Apa yang terjadi di rumah Dinas Kadivpropam Ferdy Sambo tersebut adalah di luar nalar manusia normal, oleh karenanya tidak perlu dijadikan alasan untuk menciderai institusi.
Karena itulah mungkin maka KH Said Aqil Siroj meminta Kapolri dan jajarannya memakai “kaca mata kuda” dalam menyelesaikan kasus Brigadir J tersebut.
Sebab walaupun sampai 97 orang personil Polri dan beberapa jenderal diantaranya diduga “terkena imbas” perbuatan dan kebohongan Ferdy Sambo dan isterinya, masih ratusan ribu anggota Polri yang baik.
Tetapi yang penting bagi masyarakat, Polri cepat menyelesaikan kasus tersebut dengan cepat sebab sudah menjadi isu nasional dan internasional.
Sebagaimana disebutkan Prof Dr Said Aqil Siroj, “Kemarin saya bertemu dengan sahabat dari Malaysia, diceritakan juga bahwa masyarakat di sana di warung-warung kopi juga membicarakan Polri,” ujar KH Said Aqil Siroj.
KH Said Aqil tidak hanya menyoroti kasus terbunuhnya Brigadir J, tetapi dia juga menyatakan sangat mendukung Kapolri menindak tegas judi online, narkoba dan berbagai tindak pidana lainnya untuk diberantas.

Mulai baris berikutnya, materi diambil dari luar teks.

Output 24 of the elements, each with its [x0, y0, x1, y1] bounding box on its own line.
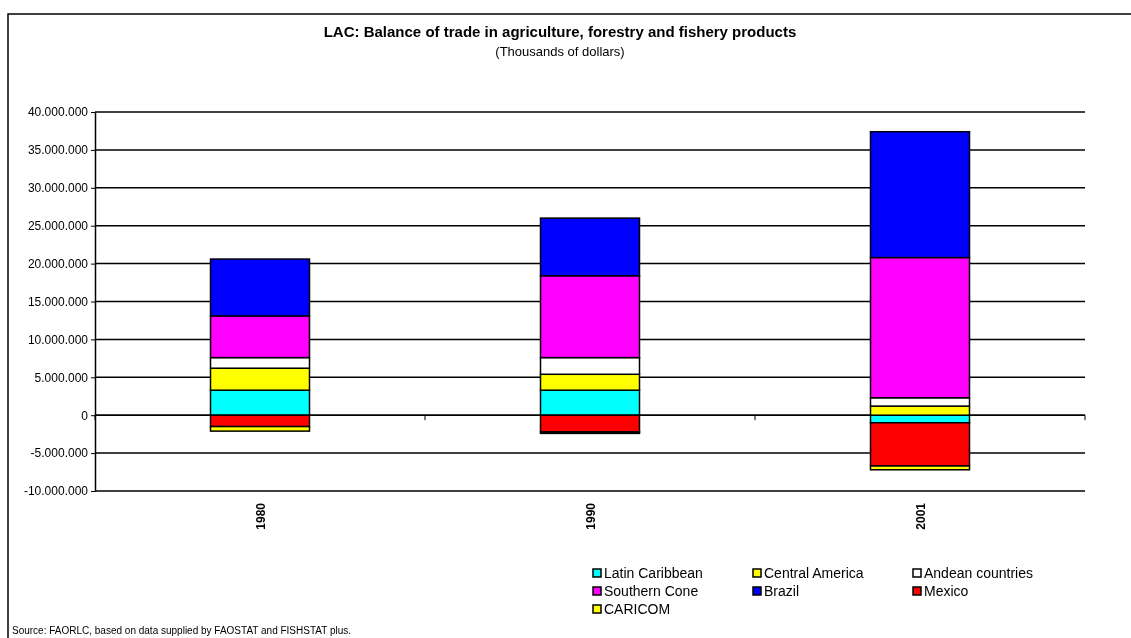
chart-title: LAC: Balance of trade in agriculture, forestry and fishery products — [323, 23, 797, 40]
legend-label: Andean countries — [924, 565, 1033, 581]
y-tick-label: 20.000.000 — [27, 256, 89, 271]
x-tick-label: 1990 — [584, 502, 598, 530]
legend-label: CARICOM — [604, 601, 671, 617]
y-tick-label: 35.000.000 — [27, 143, 89, 158]
y-tick-label: -5.000.000 — [30, 446, 89, 461]
y-tick-label: 30.000.000 — [27, 181, 89, 196]
chart-subtitle: (Thousands of dollars) — [495, 44, 625, 59]
legend-label: Southern Cone — [604, 583, 699, 599]
y-tick-label: 5.000.000 — [34, 370, 89, 385]
legend-label: Central America — [764, 565, 864, 581]
y-tick-label: -10.000.000 — [23, 484, 89, 499]
source-note: Source: FAORLC, based on data supplied by FAOSTAT and FISHSTAT plus. — [12, 625, 352, 636]
x-tick-label: 2001 — [914, 502, 928, 530]
y-tick-label: 40.000.000 — [27, 105, 89, 120]
legend-label: Mexico — [924, 583, 969, 599]
legend-label: Brazil — [764, 583, 800, 599]
x-tick-label: 1980 — [254, 502, 268, 530]
y-tick-label: 15.000.000 — [27, 294, 89, 309]
legend-label: Latin Caribbean — [604, 565, 703, 581]
y-tick-label: 10.000.000 — [27, 332, 89, 347]
y-tick-label: 25.000.000 — [27, 219, 89, 234]
y-tick-label: 0 — [81, 408, 89, 423]
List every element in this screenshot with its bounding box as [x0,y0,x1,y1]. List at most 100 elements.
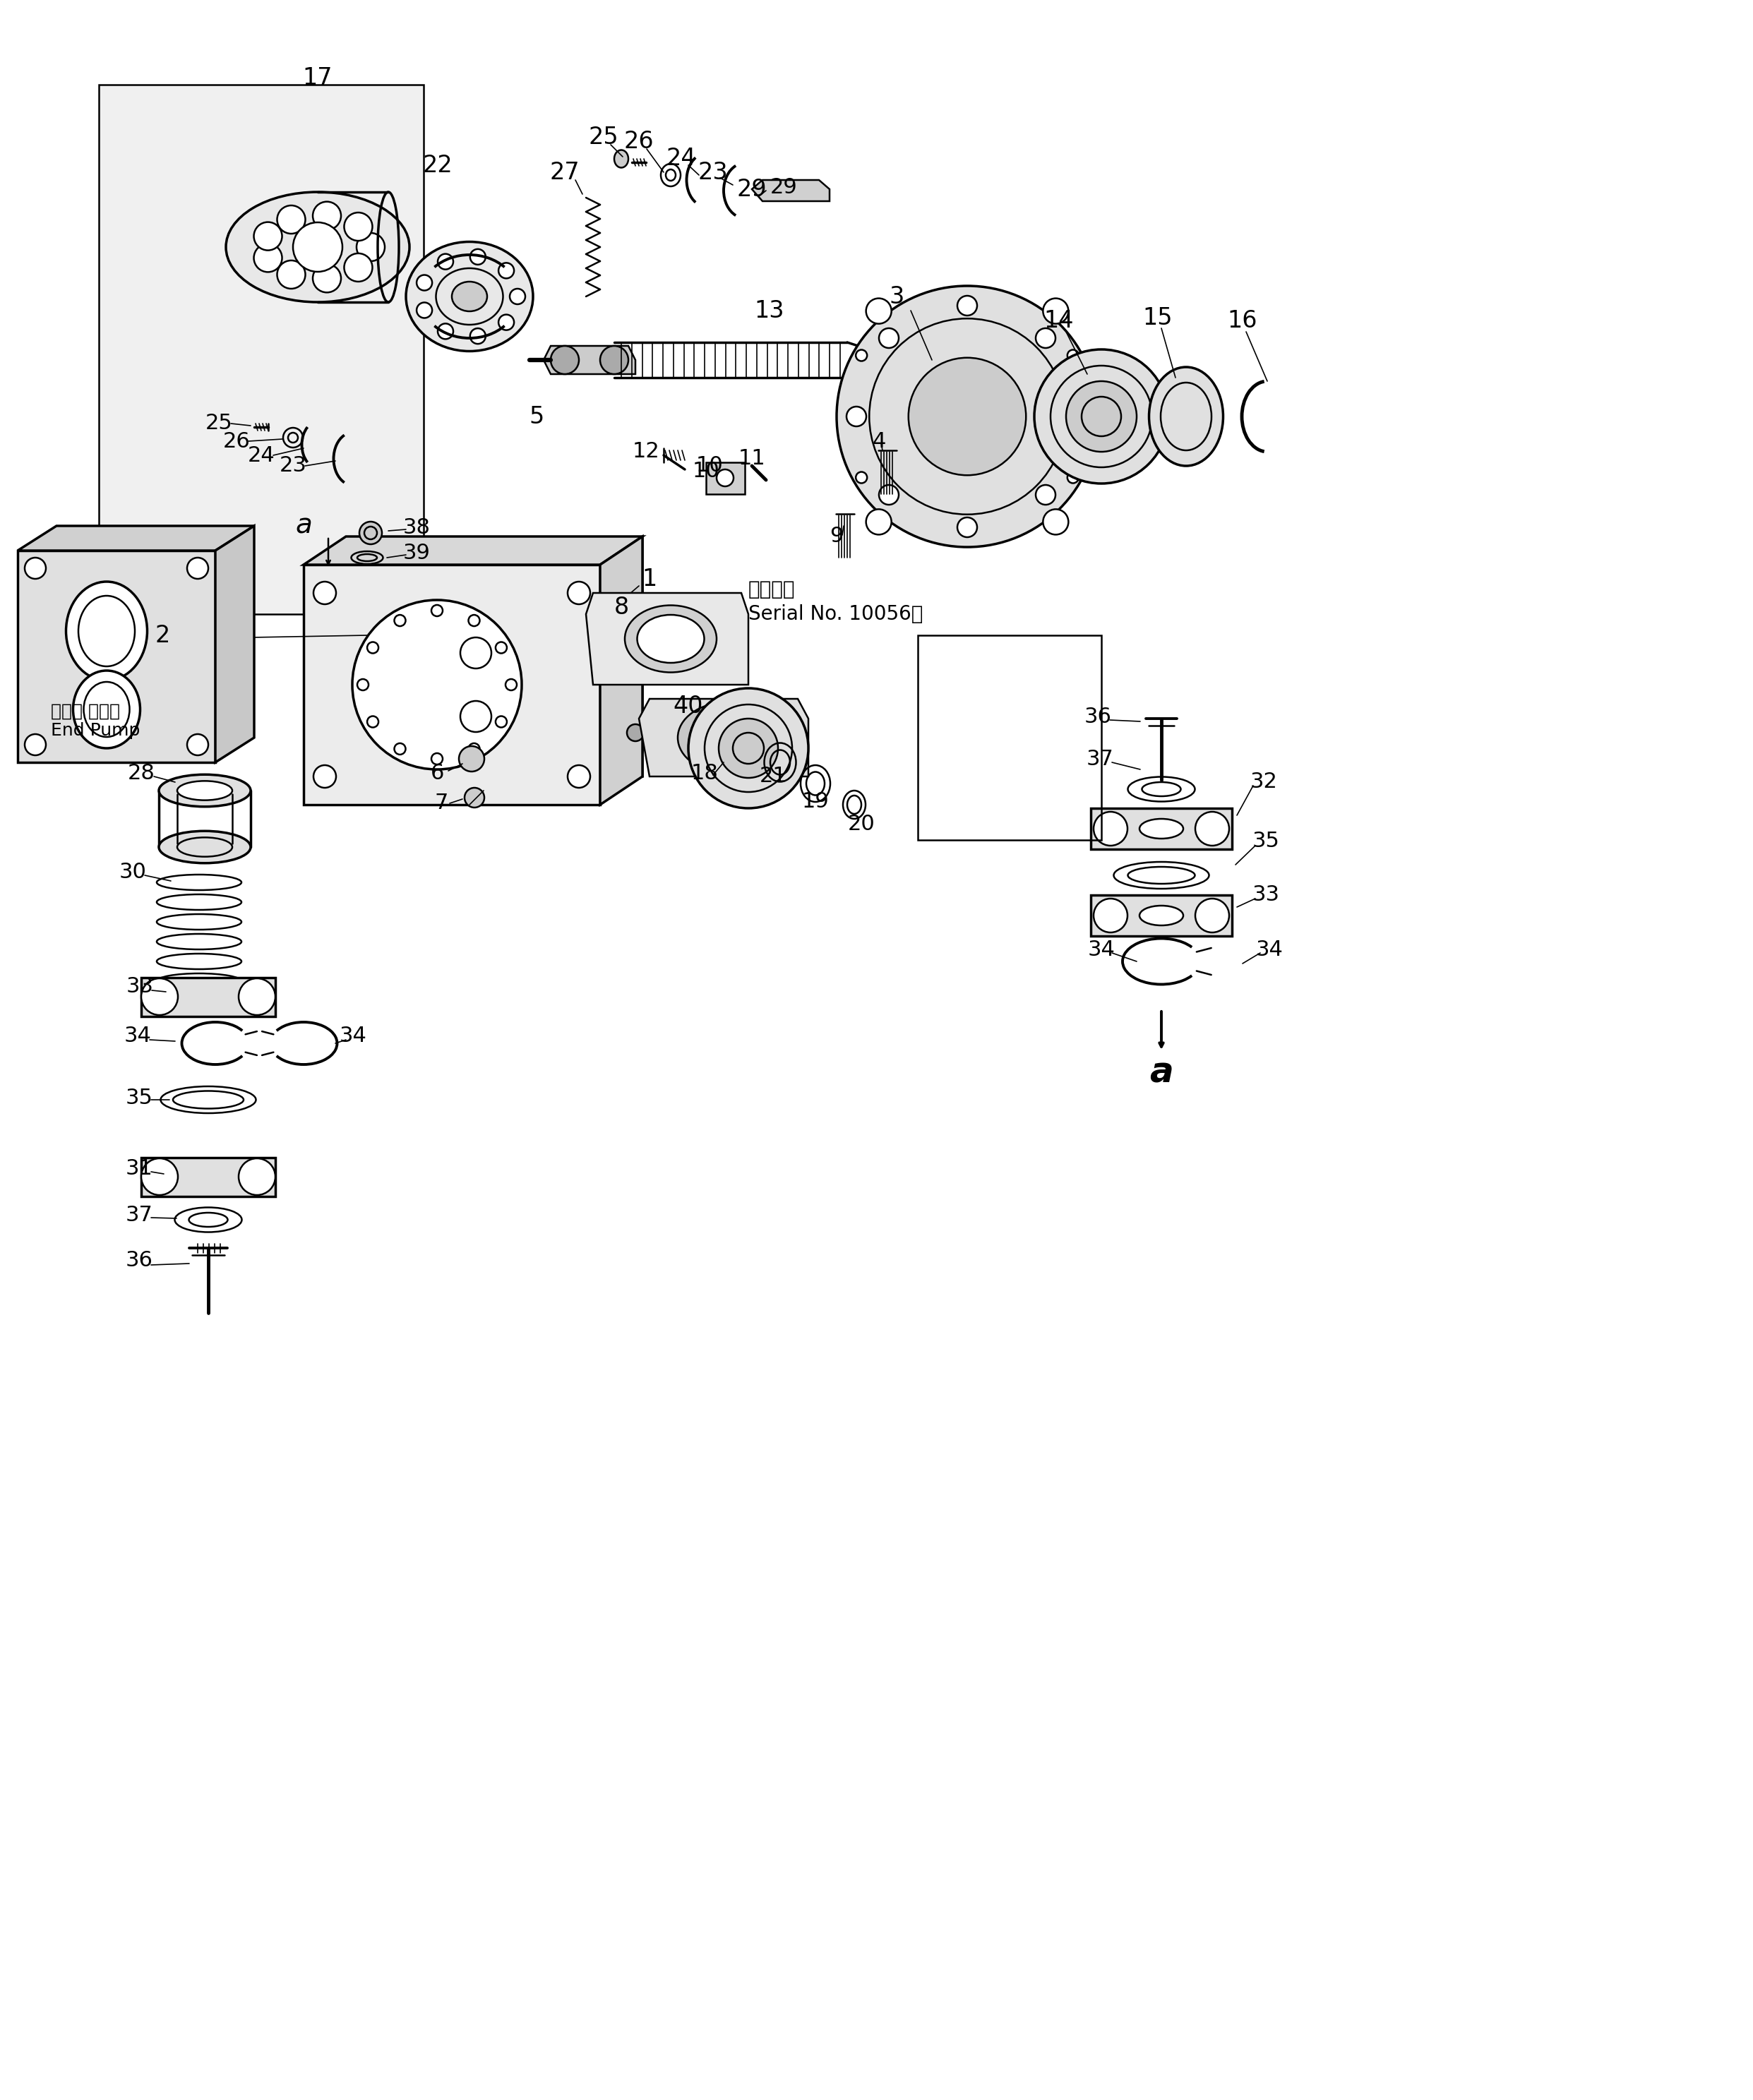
Circle shape [1094,899,1127,932]
Text: 34: 34 [124,1027,151,1046]
Circle shape [1036,485,1055,504]
Circle shape [459,746,484,771]
Text: 17: 17 [303,65,333,90]
Text: End Pump: End Pump [51,722,140,739]
Ellipse shape [160,775,251,806]
Circle shape [461,701,491,733]
Circle shape [438,323,454,338]
Circle shape [568,764,591,788]
Text: 34: 34 [1255,939,1283,960]
Text: 26: 26 [223,430,251,452]
Circle shape [293,223,342,271]
Text: 適用号機: 適用号機 [749,580,796,598]
Text: 18: 18 [691,762,719,783]
Circle shape [855,473,868,483]
Text: 28: 28 [128,762,154,783]
Circle shape [238,979,275,1014]
Text: 27: 27 [550,162,580,185]
Polygon shape [543,346,635,374]
Circle shape [498,262,514,279]
Circle shape [855,351,868,361]
Circle shape [496,716,507,727]
Ellipse shape [452,281,487,311]
Text: 9: 9 [829,527,843,546]
Circle shape [461,638,491,668]
Circle shape [431,605,444,615]
Circle shape [25,735,46,756]
Ellipse shape [868,349,896,370]
Circle shape [1196,899,1229,932]
Circle shape [344,212,372,242]
Text: 8: 8 [614,596,629,620]
Text: 30: 30 [119,861,147,882]
Text: 26: 26 [624,130,654,153]
Circle shape [366,643,379,653]
Polygon shape [303,536,642,565]
Circle shape [417,302,433,317]
Text: 25: 25 [205,414,233,435]
Circle shape [628,724,643,741]
Circle shape [957,296,976,315]
Text: 12: 12 [633,441,659,462]
Circle shape [352,601,522,769]
Circle shape [344,254,372,281]
Text: 37: 37 [1087,748,1113,769]
Circle shape [468,615,480,626]
Text: 2: 2 [154,624,170,647]
Ellipse shape [624,605,717,672]
Circle shape [1068,473,1078,483]
Circle shape [254,223,282,250]
Ellipse shape [1148,368,1224,466]
Circle shape [1068,351,1078,361]
Circle shape [314,582,337,605]
Bar [1090,895,1232,937]
Circle shape [358,678,368,691]
Circle shape [238,1159,275,1195]
Polygon shape [586,592,749,685]
Text: 39: 39 [403,542,429,563]
Text: 10: 10 [696,456,724,477]
Circle shape [277,206,305,233]
Circle shape [438,254,454,269]
Circle shape [600,346,628,374]
Text: 3: 3 [889,286,905,309]
Circle shape [1036,328,1055,349]
Text: 14: 14 [1045,309,1075,332]
Circle shape [878,328,899,349]
Text: 7: 7 [435,794,449,813]
Text: 35: 35 [1252,832,1280,853]
Text: 11: 11 [738,449,766,468]
Polygon shape [18,525,254,550]
Ellipse shape [691,712,763,762]
Circle shape [188,559,209,580]
Circle shape [510,288,526,304]
Text: エンド ポンプ: エンド ポンプ [51,704,119,720]
Circle shape [465,788,484,808]
Text: 40: 40 [673,695,703,718]
Text: 1: 1 [642,567,657,590]
Circle shape [1196,813,1229,846]
Circle shape [866,298,892,323]
Text: 31: 31 [126,1157,153,1178]
Text: 37: 37 [126,1205,153,1226]
Ellipse shape [1139,819,1183,838]
Text: 38: 38 [403,519,429,538]
Text: 15: 15 [1143,307,1173,330]
Ellipse shape [226,191,410,302]
Ellipse shape [74,670,140,748]
Text: 20: 20 [848,815,875,834]
Text: 5: 5 [529,405,543,428]
Circle shape [470,328,486,344]
Circle shape [1094,813,1127,846]
Text: 34: 34 [1087,939,1115,960]
Text: 24: 24 [666,147,696,170]
Ellipse shape [160,832,251,863]
Text: 4: 4 [873,430,885,452]
Circle shape [866,508,892,536]
Ellipse shape [614,149,628,168]
Text: 6: 6 [431,762,445,783]
Polygon shape [216,525,254,762]
Text: 36: 36 [126,1250,153,1270]
Text: 13: 13 [754,298,785,321]
Text: 34: 34 [340,1027,366,1046]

Harapan dalam penegakan hukum bukan hanya tugas Polri sebagaimana dikemukakannya: “Seluruh penegakan hukum, tidak hanya Polri, tetapi juga Kejaksaan, Mahkamah, pengacaranya juga, untuk sedikit demi sedikit kita bangun kredibilitas, loyalitas, integritas dan dalam bahasa agamanya itu akhlakul karimah,” tambahnya.
Bercermin dari kasus Sambo ini, media juga perlu menampilkan rohaniawan dan budayawan agar tidak terus mencekam apalagi para naras sumber mengkritisi dari bidang masing-masing sekaligus mengabaikan kepentingan masyarakat.
Dengan tampilnya alim ulama seperti Prof Dr KH Said Aqil Siroj yang menyuarakan hati nurani masyarakat umum.***
Bachtiar Sitanggang SH, Wartawan senior dan advokat berdomisili di Jakarta.